Между тем Боппи уже прочел «Зеленого Генриха» и «Зельдвильцев» и так освоился в мире этих удивительнейших книг, что бука Панкрац, Альбертус Цвихан и три праведных гребенщика стали нашими общими добрыми друзьями. Одно время я колебался, не дать ли ему что-нибудь из книг Конрада Фердинанда Мейера однако меня удерживали опасения, что он не сможет оценить почти латинскую выразительность его сжатого языка; к тому же я не решался раскрыть перед его просветленно-тихим взором бездну веков. Вместо этого я рассказал ему о Св. Франциске и дал почитать рассказы Мерике. Потом меня очень смутило его признание, что история прекрасной Лау не доставила бы ему такого наслаждения, если бы он не провел столько времени перед бассейном выдры, предаваясь бесконечным, сказочно-причудливым водным фантазиям.
Занятен был наш постепенный переход на «ты». Я его не предлагал Боппи: он бы все равно мое предложение не принял; но незаметно, само собой получилось, что мы все чаще говорили друг другу «ты», и когда в один прекрасный день мы заметили, что опять перешли на «ты», то рассмеялись и решили это так и оставить.
Когда надвигающаяся зима сделала наши прогулки невозможными и я вновь целыми вечерами просиживал в комнате у шурина Боппи, я заметил с опозданием, что новая дружба моя – отнюдь не бескорыстный дар судьбы, что она все же будет стоить мне определенных жертв. Мастер стал ворчлив, неприветлив и необщителен. Теперь его раздражало не только обременительное присутствие лишнего и бесполезного едока, но и мое отношение к Боппи. И порой бывало так, что я весь вечер в свое удовольствие болтал с больным горбуном, в то время как хозяин рядом угрюмо шелестел газетой. Даже со своей обычно на редкость покладистой женой он повздорил, так как на этот раз она твердо стояла на своем и наотрез отказывалась от того, чтобы расстаться с Боппи. Я не раз пытался настроить его на мирный лад или приступал к нему с новыми предложениями, но все мои старания были напрасны. Он даже еще больше озлобился, принялся высмеивать мою дружбу с калекой и всячески отравлять жизнь Боппи.

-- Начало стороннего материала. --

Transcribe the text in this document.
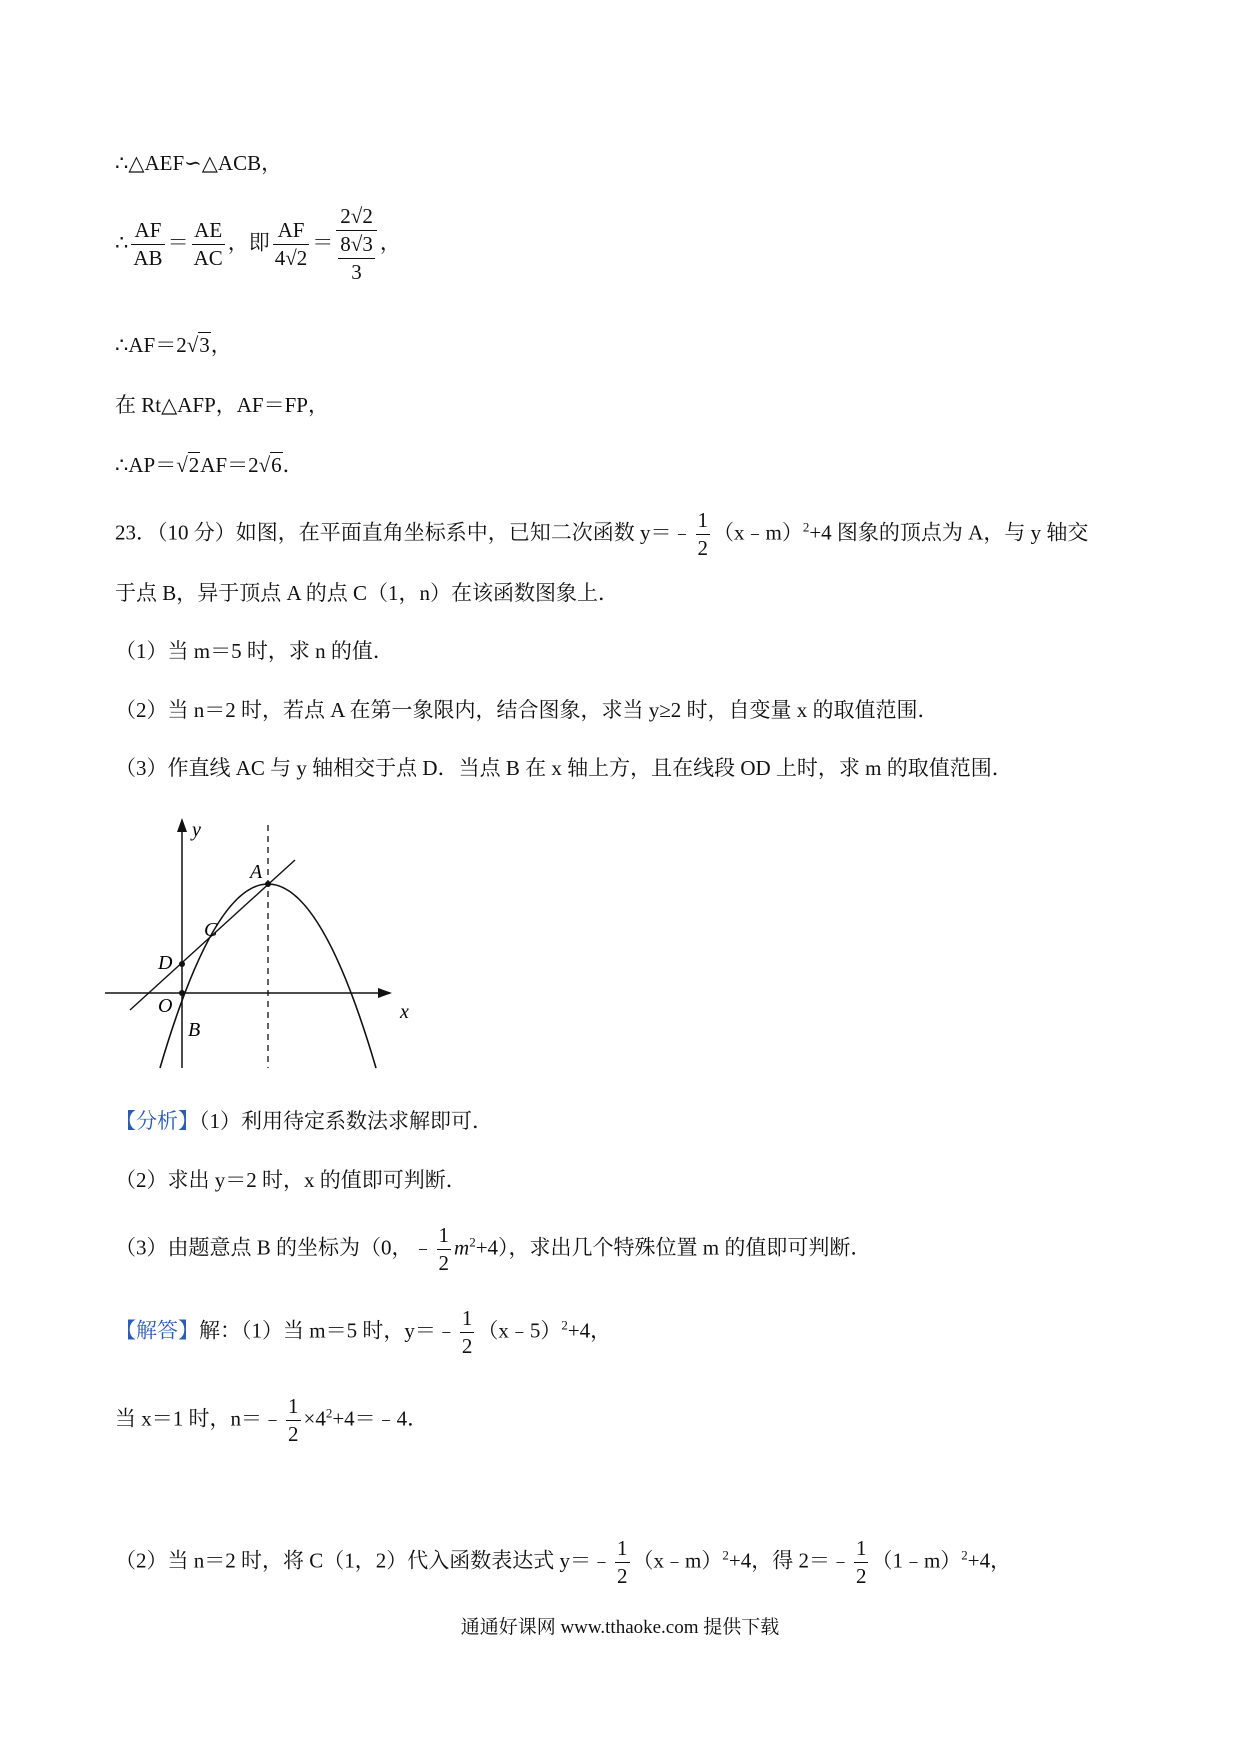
∴△AEF∽△ACB，
∴ $\frac{AF}{AB} = \frac{AE}{AC}$ ，即 $\frac{AF}{4√2} = \frac{2√2}{\frac{8√3}{3}}$ ，
∴AF＝2√3，
在 Rt△AFP，AF＝FP，
∴AP＝√2AF＝2√6．
23．（10 分）如图，在平面直角坐标系中，已知二次函数 y＝﹣ $\frac{1}{2}$ （x﹣m）$^2$+4 图象的顶点为 A，与 y 轴交
于点 B，异于顶点 A 的点 C（1，n）在该函数图象上．
（1）当 m＝5 时，求 n 的值．
（2）当 n＝2 时，若点 A 在第一象限内，结合图象，求当 y≥2 时，自变量 x 的取值范围．
（3）作直线 AC 与 y 轴相交于点 D．当点 B 在 x 轴上方，且在线段 OD 上时，求 m 的取值范围．
y
x
A
C
D
O
B
【分析】（1）利用待定系数法求解即可．
（2）求出 y＝2 时，x 的值即可判断．
（3）由题意点 B 的坐标为（0，﹣ $\frac{1}{2} m^2+4$），求出几个特殊位置 m 的值即可判断．
【解答】解：（1）当 m＝5 时，y＝﹣ $\frac{1}{2}$ （x﹣5）$^2$+4，
当 x＝1 时，n＝﹣ $\frac{1}{2}$ $\times 4^2+4=﹣4$．
（2）当 n＝2 时，将 C（1，2）代入函数表达式 y＝﹣ $\frac{1}{2}$ （x﹣m）$^2$+4，得 2＝﹣ $\frac{1}{2}$ （1﹣m）$^2$+4，
通通好课网 www.tthaoke.com 提供下载
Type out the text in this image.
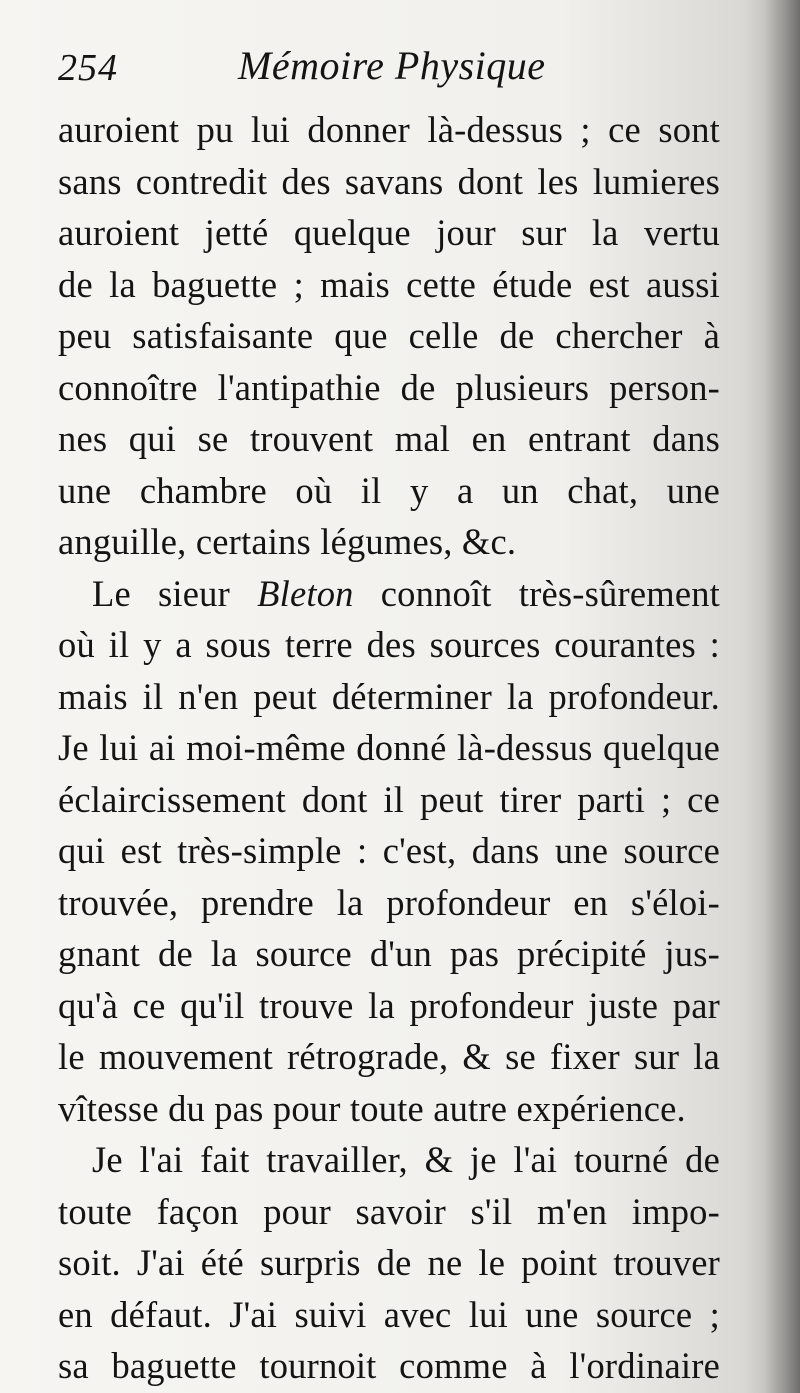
254	Mémoire Physique
auroient pu lui donner là-dessus ; ce sont
sans contredit des savans dont les lumieres
auroient jetté quelque jour sur la vertu
de la baguette ; mais cette étude est aussi
peu satisfaisante que celle de chercher à
connoître l'antipathie de plusieurs person-
nes qui se trouvent mal en entrant dans
une chambre où il y a un chat, une
anguille, certains légumes, &c.
Le sieur Bleton connoît très-sûrement
où il y a sous terre des sources courantes :
mais il n'en peut déterminer la profondeur.
Je lui ai moi-même donné là-dessus quelque
éclaircissement dont il peut tirer parti ; ce
qui est très-simple : c'est, dans une source
trouvée, prendre la profondeur en s'éloi-
gnant de la source d'un pas précipité jus-
qu'à ce qu'il trouve la profondeur juste par
le mouvement rétrograde, & se fixer sur la
vîtesse du pas pour toute autre expérience.
Je l'ai fait travailler, & je l'ai tourné de
toute façon pour savoir s'il m'en impo-
soit. J'ai été surpris de ne le point trouver
en défaut. J'ai suivi avec lui une source ;
sa baguette tournoit comme à l'ordinaire
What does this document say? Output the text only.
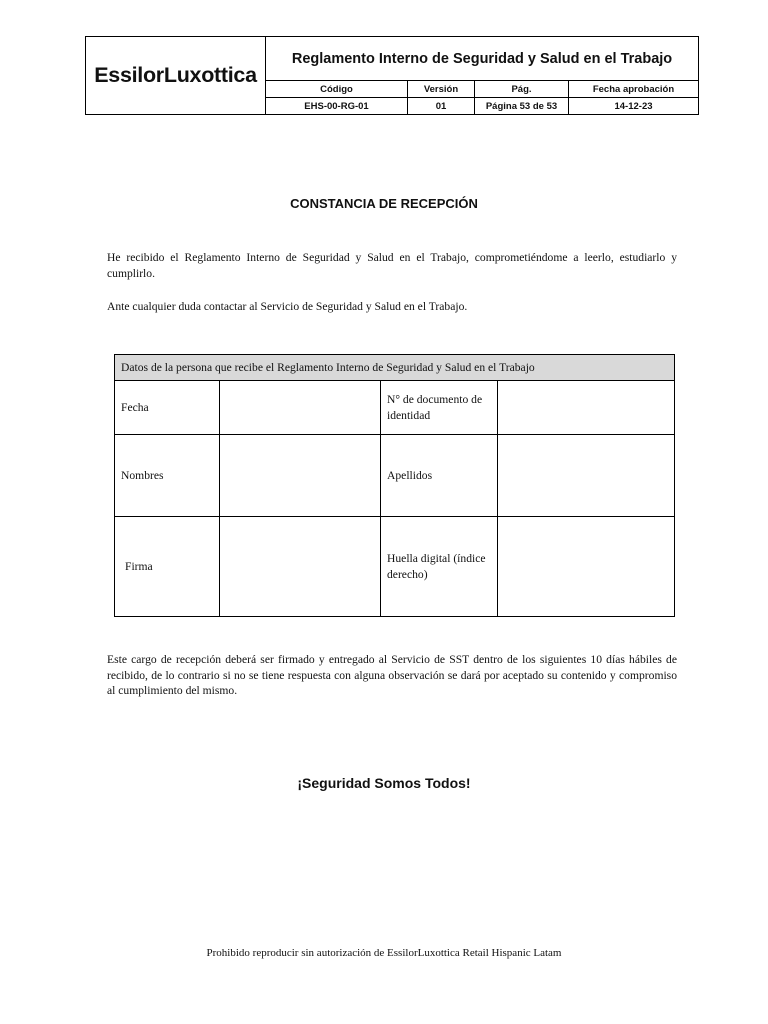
EssilorLuxottica
Reglamento Interno de Seguridad y Salud en el Trabajo
Código	Versión	Pág.	Fecha aprobación
EHS-00-RG-01	01	Página 53 de 53	14-12-23
CONSTANCIA DE RECEPCIÓN

He recibido el Reglamento Interno de Seguridad y Salud en el Trabajo, comprometiéndome a leerlo, estudiarlo y cumplirlo.

Ante cualquier duda contactar al Servicio de Seguridad y Salud en el Trabajo.

Datos de la persona que recibe el Reglamento Interno de Seguridad y Salud en el Trabajo			
Fecha		N° de documento de identidad	
Nombres		Apellidos	
Firma		Huella digital (índice derecho)	

Este cargo de recepción deberá ser firmado y entregado al Servicio de SST dentro de los siguientes 10 días hábiles de recibido, de lo contrario si no se tiene respuesta con alguna observación se dará por aceptado su contenido y compromiso al cumplimiento del mismo.

¡Seguridad Somos Todos!
Prohibido reproducir sin autorización de EssilorLuxottica Retail Hispanic Latam
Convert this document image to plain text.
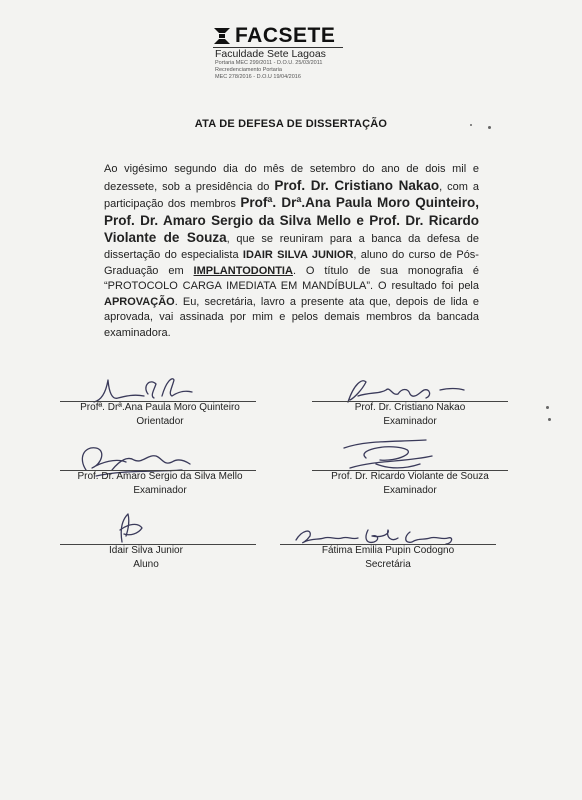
FACSETE
Faculdade Sete Lagoas
Portaria MEC 299/2011 - D.O.U. 25/03/2011
Recredenciamento Portaria
MEC 278/2016 - D.O.U 19/04/2016
ATA DE DEFESA DE DISSERTAÇÃO
Ao vigésimo segundo dia do mês de setembro do ano de dois mil e dezessete, sob a presidência do Prof. Dr. Cristiano Nakao, com a participação dos membros Profª. Drª.Ana Paula Moro Quinteiro, Prof. Dr. Amaro Sergio da Silva Mello e Prof. Dr. Ricardo Violante de Souza, que se reuniram para a banca da defesa de dissertação do especialista IDAIR SILVA JUNIOR, aluno do curso de Pós-Graduação em IMPLANTODONTIA. O título de sua monografia é “PROTOCOLO CARGA IMEDIATA EM MANDÍBULA”. O resultado foi pela APROVAÇÃO. Eu, secretária, lavro a presente ata que, depois de lida e aprovada, vai assinada por mim e pelos demais membros da bancada examinadora.
Profª. Drª.Ana Paula Moro Quinteiro
Orientador
Prof. Dr. Cristiano Nakao
Examinador
Prof. Dr. Amaro Sergio da Silva Mello
Examinador
Prof. Dr. Ricardo Violante de Souza
Examinador
Idair Silva Junior
Aluno
Fátima Emilia Pupin Codogno
Secretária
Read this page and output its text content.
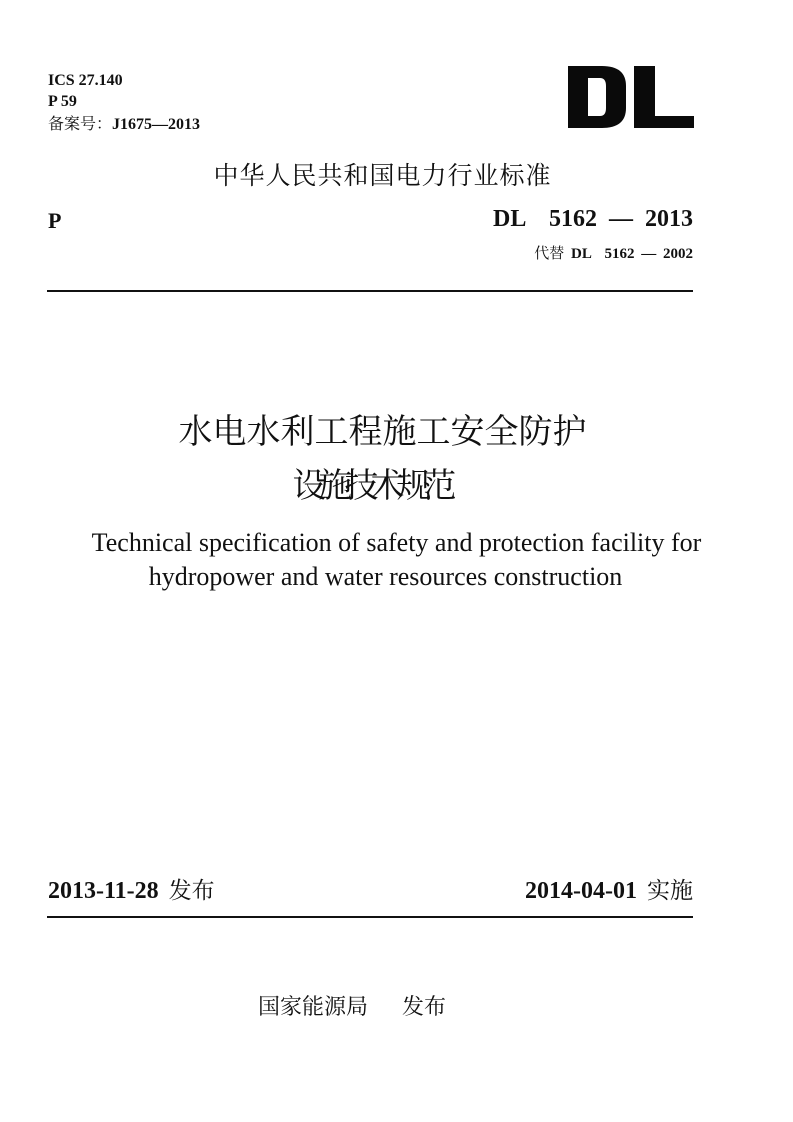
ICS 27.140
P 59
备案号：J1675—2013
中华人民共和国电力行业标准
P	DL  5162 — 2013
代替 DL  5162 — 2002
水电水利工程施工安全防护
设施技术规范
Technical specification of safety and protection facility for
hydropower and water resources construction
2013-11-28 发布	2014-04-01 实施
国家能源局 发布
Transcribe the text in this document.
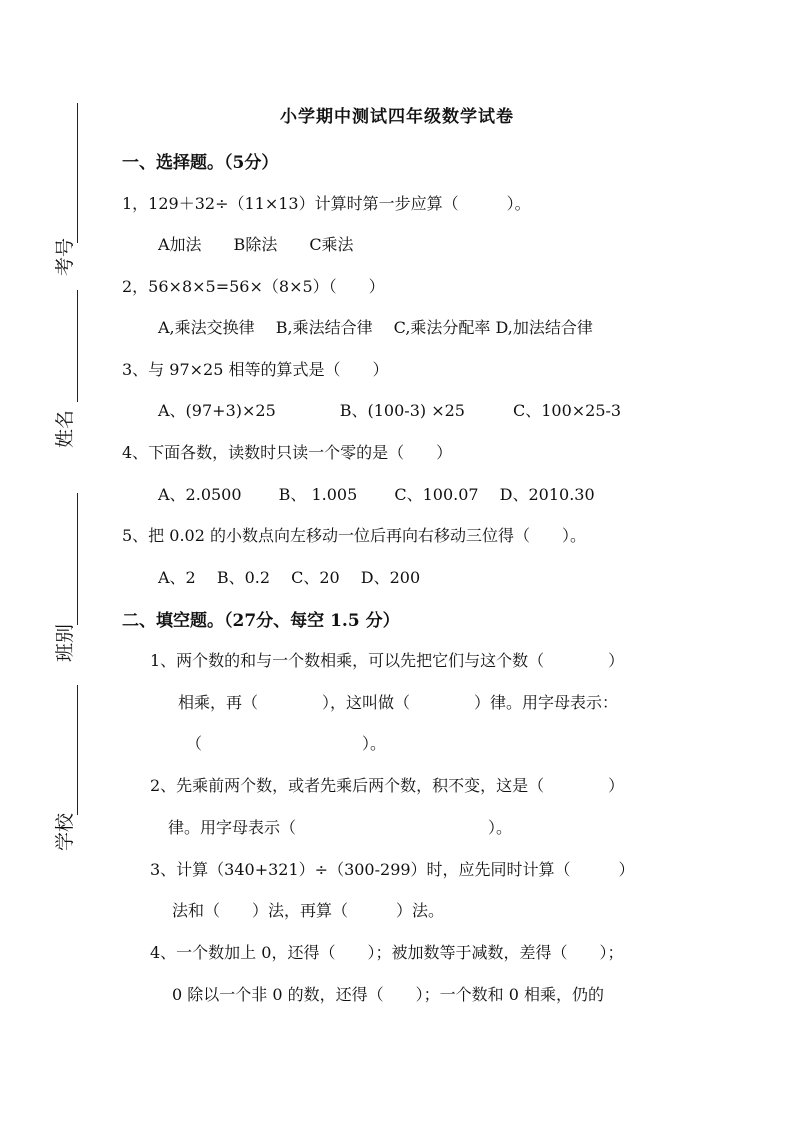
考号
姓名
班别
学校
小学期中测试四年级数学试卷
一、选择题。（5分）
1，129＋32÷（11×13）计算时第一步应算（　　　）。
A加法　　B除法　　C乘法
2，56×8×5=56×（8×5）（　　）
A,乘法交换律　 B,乘法结合律　 C,乘法分配率 D,加法结合律
3、与 97×25 相等的算式是（　　）
A、(97+3)×25　　　　B、(100-3) ×25　　　C、100×25-3
4、下面各数，读数时只读一个零的是（　　）
A、2.0500　　 B、 1.005　　 C、100.07　 D、2010.30
5、把 0.02 的小数点向左移动一位后再向右移动三位得（　　）。
A、2　 B、0.2　 C、20　 D、200
二、填空题。（27分、每空 1.5 分）
1、两个数的和与一个数相乘，可以先把它们与这个数（　　　　）
相乘，再（　　　　），这叫做（　　　　）律。用字母表示：
（　　　　　　　　　　）。
2、先乘前两个数，或者先乘后两个数，积不变，这是（　　　　）
律。用字母表示（　　　　　　　　　　　　）。
3、计算（340+321）÷（300-299）时，应先同时计算（　　　）
法和（　　）法，再算（　　　）法。
4、一个数加上 0，还得（　　）；被加数等于减数，差得（　　）；
0 除以一个非 0 的数，还得（　　）；一个数和 0 相乘，仍的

Конечно же, в этом и без того тесном доме больной, у которого к тому же каждый день часами сидит его друг, был большой обузой, но я все еще надеялся на то, что мастер присоединится к нам и полюбит Боппи. В конце концов для меня стало невозможным сделать или сказать что-нибудь, не обижая при этом ни мастера, ни Боппи. А так как я страшно не люблю принимать важные решения, особенно когда время торопит – еще в Цюрихе Рихард окрестил меня Петрусом Кунктатором – проходила одна неделя за другой, а я все ждал, терзаемый страхом потерять дружбу одного из них, а то и обоих.